J Urol. 1998 Mar;159(3):965-8.
We determine the relationship between lower urinary tract function and somatic neurological status after thoracolumbar fracture.
Within 72 hours of thoracolumbar vertebral fracture we evaluated 44 consecutive patients, including 30 men and 14 women 17 to 84 years old (mean age 38.7), with occult neurogenic bladder dysfunction following incomplete thoracolumbar spinal injuries (American Spinal Injury Association impairment classifications C to E). The neurological level and degree of injury were established, and testing for perianal pinprick sensation and bulbocavernosus reflex was done. Video urodynamic evaluation was then performed between 3 and 14 days after injury but before spinal surgery.
Urodynamics revealed neurogenic lower urinary tract dysfunction in all 10 patients with classification C, 82% with D and 41% with E (otherwise completely intact neurologically) impairment.

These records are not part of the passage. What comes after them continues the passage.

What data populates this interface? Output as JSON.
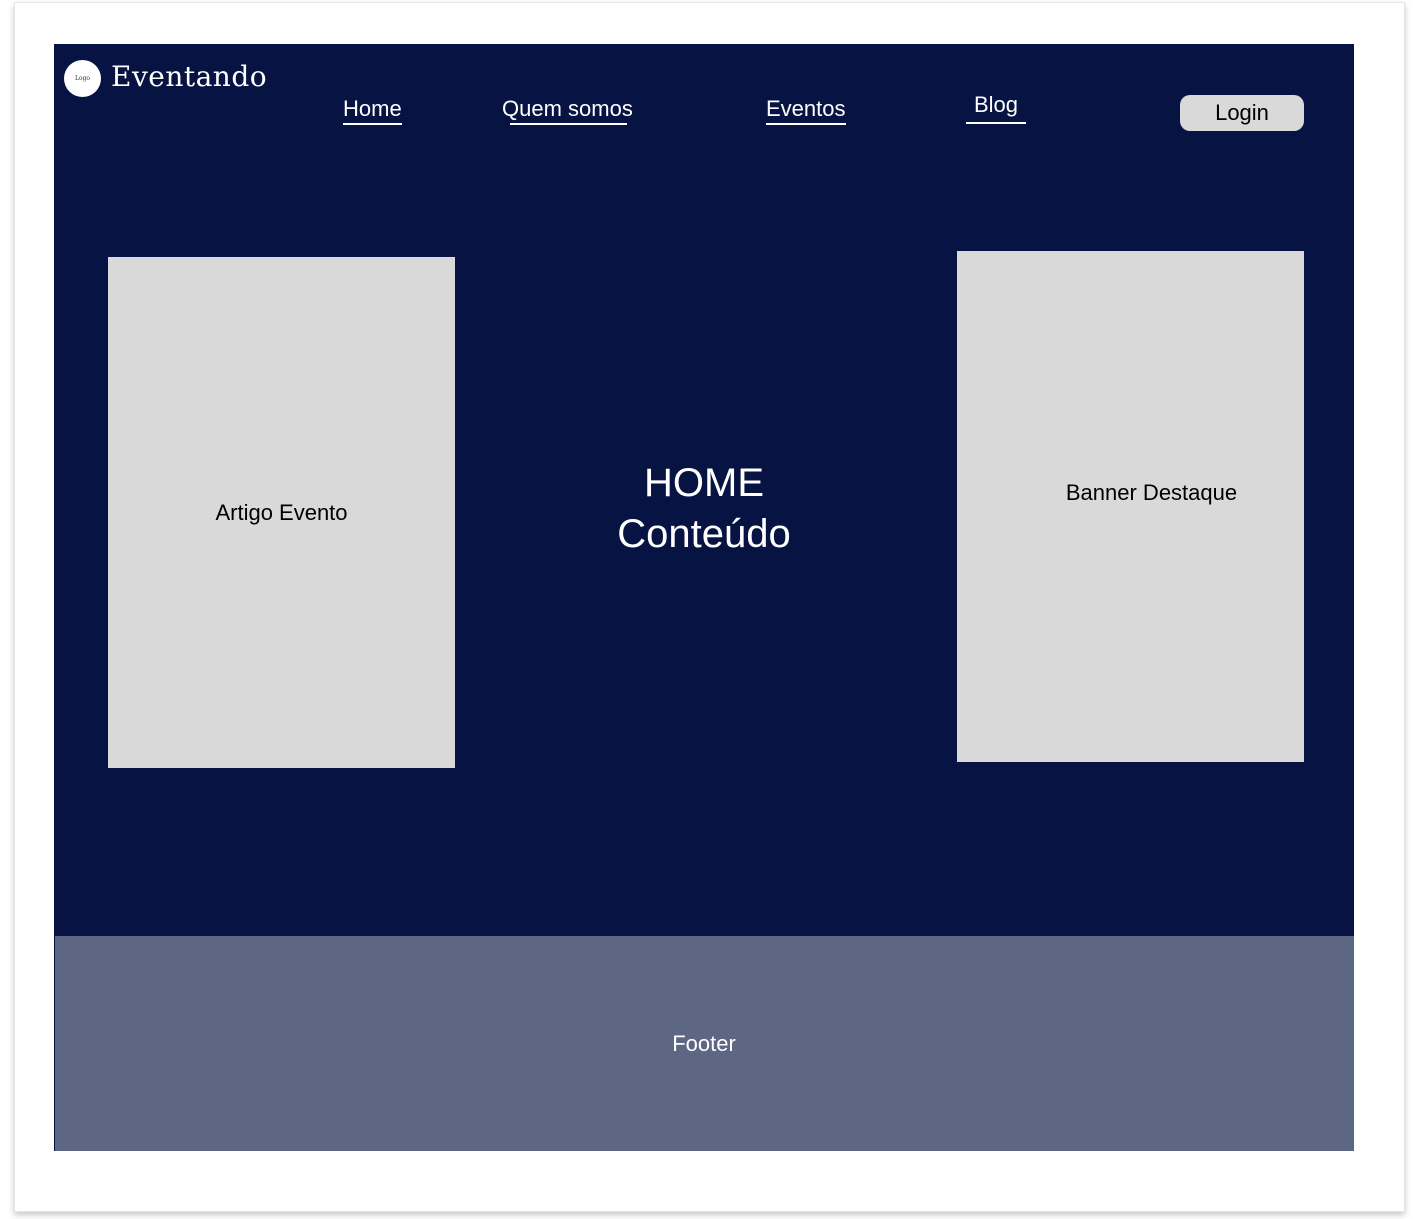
{
  "header": {
    "logo_text": "Logo",
    "brand": "Eventando",
    "nav": {
      "home": "Home",
      "quem_somos": "Quem somos",
      "eventos": "Eventos",
      "blog": "Blog"
    },
    "login_label": "Login"
  },
  "main": {
    "left_card": "Artigo Evento",
    "hero_line1": "HOME",
    "hero_line2": "Conteúdo",
    "right_card": "Banner Destaque"
  },
  "footer": {
    "label": "Footer"
  },
  "colors": {
    "main_bg": "#071342",
    "footer_bg": "#5d6683",
    "card_bg": "#d9d9d9",
    "text_light": "#ffffff"
  }
}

Although pinprick sensation deficiency and decreased bulbocavernosus reflex correlated with injury classification, lower urinary tract dysfunction was present in 62% of the patients with intact pinprick sensation and in 59% with intact bulbocavernosus reflex.

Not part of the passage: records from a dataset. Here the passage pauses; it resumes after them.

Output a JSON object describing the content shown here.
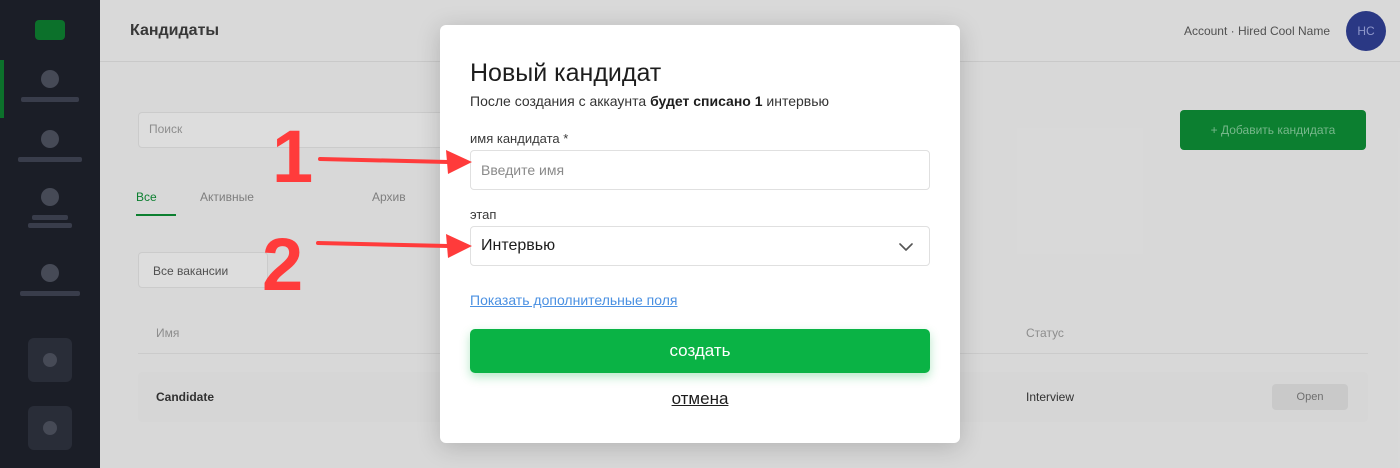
{
  "app": {
    "page_title": "Кандидаты",
    "user_text": "Account · Hired Cool Name",
    "avatar_initials": "HC",
    "colors": {
      "sidebar": "#1a1d27",
      "accent": "#0ab345",
      "link": "#4a90e2",
      "annotation": "#ff3b3b"
    }
  },
  "sidebar": {
    "items": [
      {
        "icon": "people-icon"
      },
      {
        "icon": "briefcase-icon"
      },
      {
        "icon": "chart-icon"
      },
      {
        "icon": "document-icon"
      }
    ]
  },
  "background": {
    "search_placeholder": "Поиск",
    "add_button": "+ Добавить кандидата",
    "tabs": [
      "Все",
      "Активные",
      "Архив"
    ],
    "filter_label": "Все вакансии",
    "table_headers": [
      "Имя",
      "Статус"
    ],
    "row": {
      "name": "Candidate",
      "status": "Interview",
      "badge": "Open"
    }
  },
  "modal": {
    "title": "Новый кандидат",
    "subtitle_prefix": "После создания с аккаунта ",
    "subtitle_bold": "будет списано 1",
    "subtitle_suffix": " интервью",
    "name_label": "имя кандидата *",
    "name_placeholder": "Введите имя",
    "name_value": "",
    "stage_label": "этап",
    "stage_value": "Интервью",
    "more_fields_link": "Показать дополнительные поля",
    "create_button": "создать",
    "cancel_link": "отмена"
  },
  "annotations": [
    {
      "label": "1"
    },
    {
      "label": "2"
    }
  ]
}
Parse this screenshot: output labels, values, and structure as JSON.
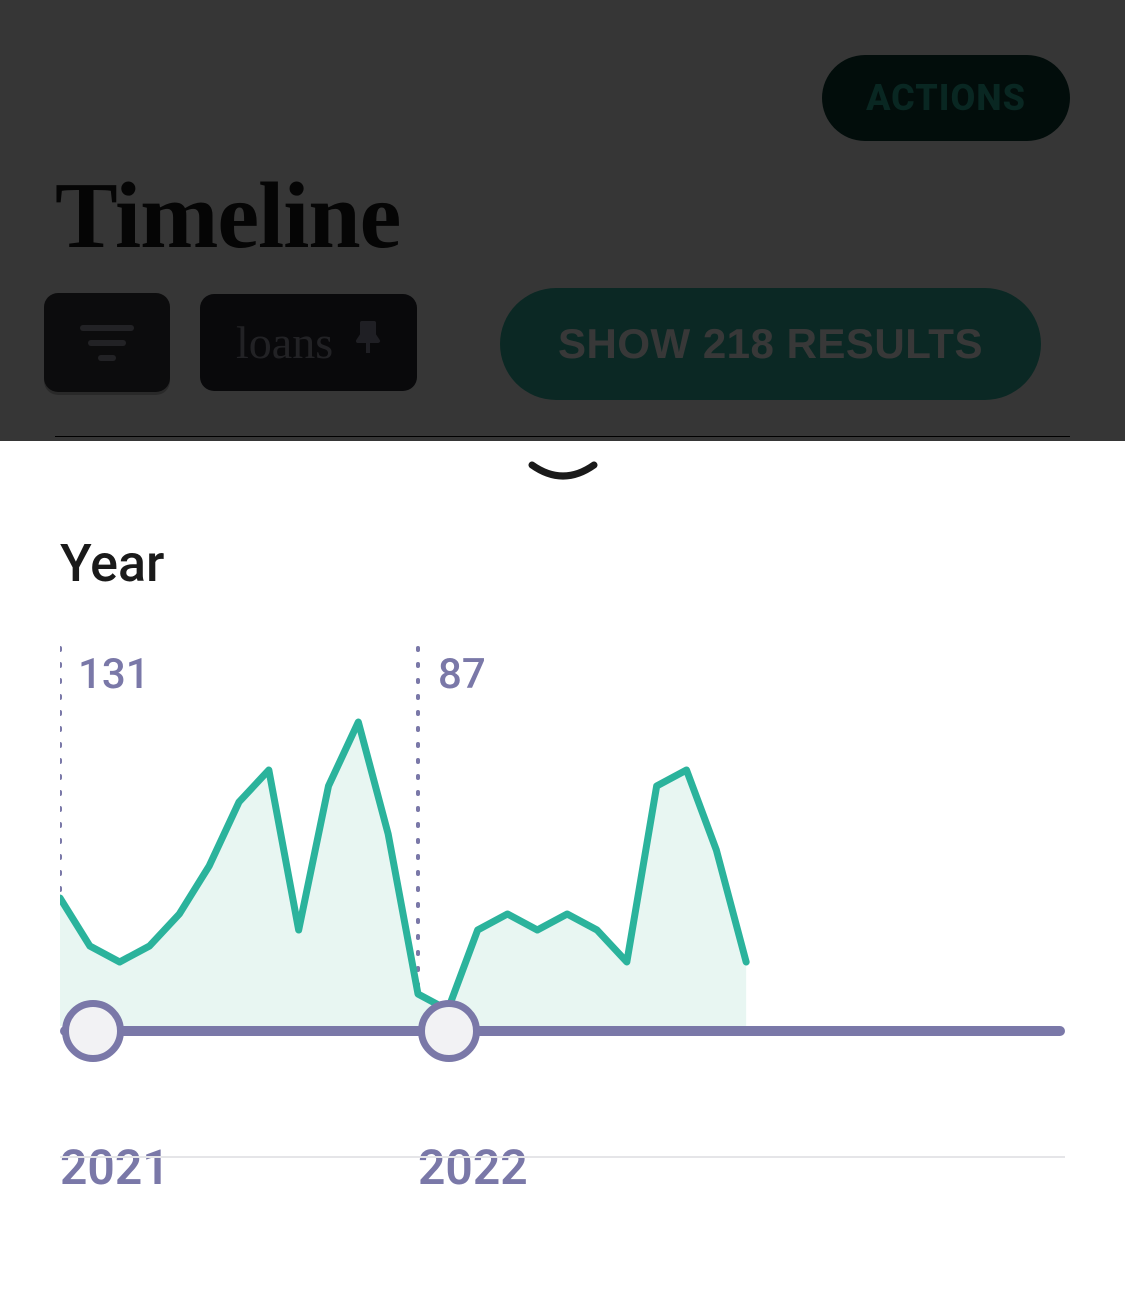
{
  "header": {
    "actions_label": "ACTIONS",
    "title": "Timeline"
  },
  "filters": {
    "chip_label": "loans",
    "show_results_label": "SHOW 218 RESULTS",
    "results_count": 218
  },
  "sheet": {
    "section_title": "Year",
    "counts": {
      "y2021": "131",
      "y2022": "87"
    },
    "years": {
      "left": "2021",
      "right": "2022"
    }
  },
  "chart_data": {
    "type": "area",
    "title": "",
    "xlabel": "",
    "ylabel": "",
    "ylim": [
      0,
      20
    ],
    "x": [
      "2021-01",
      "2021-02",
      "2021-03",
      "2021-04",
      "2021-05",
      "2021-06",
      "2021-07",
      "2021-08",
      "2021-09",
      "2021-10",
      "2021-11",
      "2021-12",
      "2022-01",
      "2022-02",
      "2022-03",
      "2022-04",
      "2022-05",
      "2022-06",
      "2022-07",
      "2022-08",
      "2022-09",
      "2022-10",
      "2022-11",
      "2022-12"
    ],
    "values": [
      8,
      5,
      4,
      5,
      7,
      10,
      14,
      16,
      6,
      15,
      19,
      12,
      2,
      1,
      6,
      7,
      6,
      7,
      6,
      4,
      15,
      16,
      11,
      4
    ],
    "year_totals": {
      "2021": 131,
      "2022": 87
    },
    "year_boundaries": [
      "2021",
      "2022"
    ]
  }
}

Neurologically intact patients with thoracolumbar spinal injuries may have neurogenic lower urinary tract dysfunction on urodynamics. Pinprick sensation and bulbocavernosus reflex are specific but not sensitive indicators of lower urinary tract dysfunction after spinal cord injury. Although these indicators, which demonstrate somatic nerve function, were absent in all patients with detrusor areflexia, intact pinprick sensation and bulbocavernosus reflex are not sensitive for predicting lower urinary tract function, which depends on autonomic nerve function. Urodynamic evaluation is mandatory for the complete evaluation of patients with incomplete lumbosacral spinal injuries.
我们确定胸腰椎骨折后下尿路功能与躯体神经状态之间的关系。
在胸腰椎骨折72小时内,我们评估了44例连续患者,包括30例男性和14例女性,年龄在17至84岁之间(平均年龄38.7岁),这些患者在胸腰椎不完全性脊髓损伤后存在隐匿性神经源性膀胱功能障碍(美国脊髓损伤协会损伤分级C至E级)。确定神经损伤平面和损伤程度,并进行肛周针刺觉和球海绵体反射检查。然后在受伤后3至14天但在脊柱手术前进行视频尿动力学评估。

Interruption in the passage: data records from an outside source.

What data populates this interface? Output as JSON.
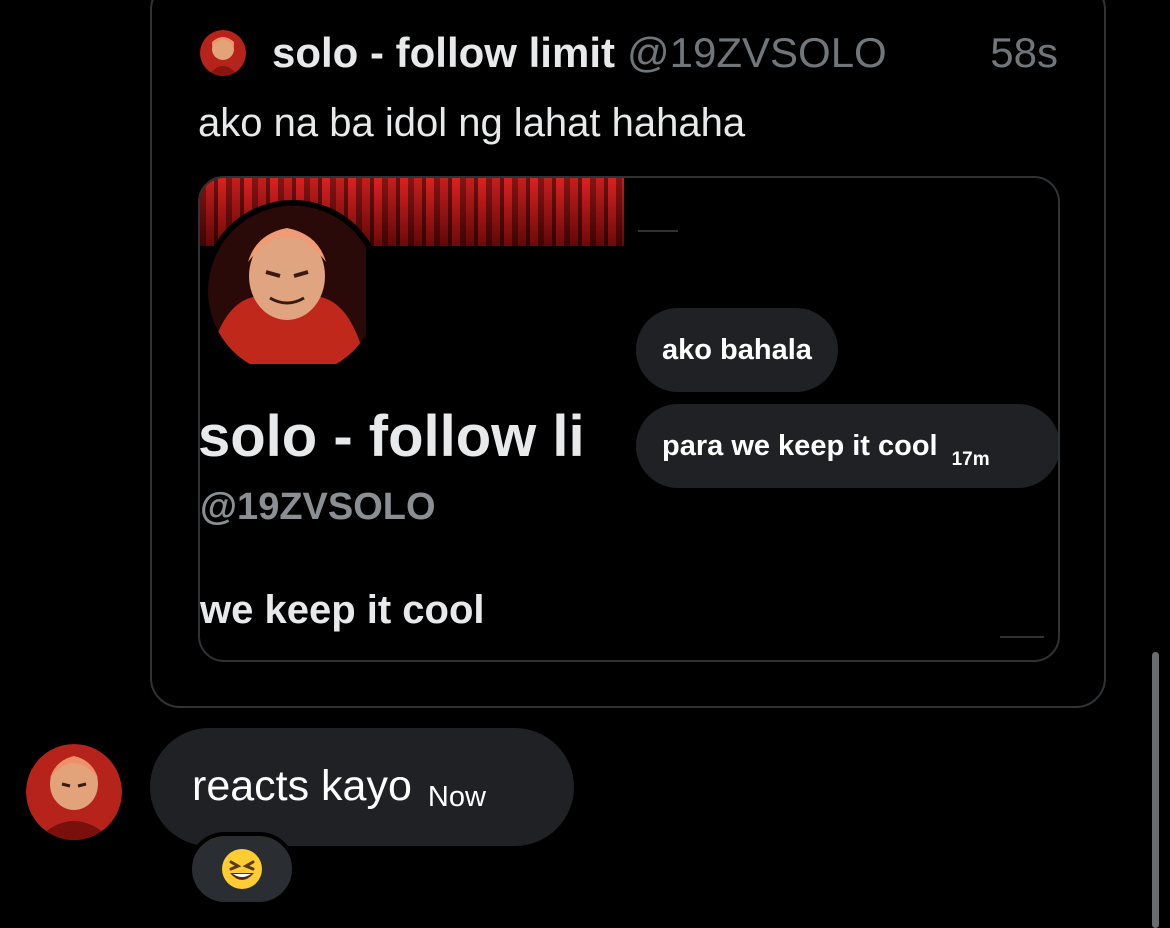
{
  "quoted_tweet": {
    "author_name": "solo - follow limit",
    "handle": "@19ZVSOLO",
    "time": "58s",
    "text": "ako na ba idol ng lahat hahaha",
    "media": {
      "profile_name": "solo - follow li",
      "profile_handle": "@19ZVSOLO",
      "profile_bio": "we keep it cool",
      "dm_messages": [
        {
          "text": "ako bahala"
        },
        {
          "text": "para we keep it cool",
          "time": "17m"
        }
      ]
    }
  },
  "message": {
    "text": "reacts kayo",
    "time": "Now",
    "reaction": "😆"
  },
  "icons": {
    "avatar": "anime-character-avatar-icon"
  },
  "colors": {
    "background": "#000000",
    "bubble": "#1f2125",
    "border": "#2f3336",
    "muted_text": "#71767b"
  }
}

尿动力学检查显示,所有10例C级损伤患者、82%的D级损伤患者和41%的E级损伤患者(其他方面神经功能完全正常)存在神经源性下尿路功能障碍。尽管针刺觉缺失和球海绵体反射减弱与损伤分级相关,但62%针刺觉正常的患者和59%球海绵体反射正常的患者存在下尿路功能障碍。
胸腰椎脊髓损伤神经功能正常的患者尿动力学检查可能存在神经源性下尿路功能障碍。针刺觉和球海绵体反射是脊髓损伤后下尿路功能障碍的特异性但非敏感指标。尽管所有逼尿肌无反射患者均无这些显示躯体神经功能的指标,但针刺觉正常和球海绵体反射正常对预测依赖自主神经功能的下尿路功能并不敏感。对于不完全性腰骶部脊髓损伤患者的全面评估,尿动力学评估是必需的。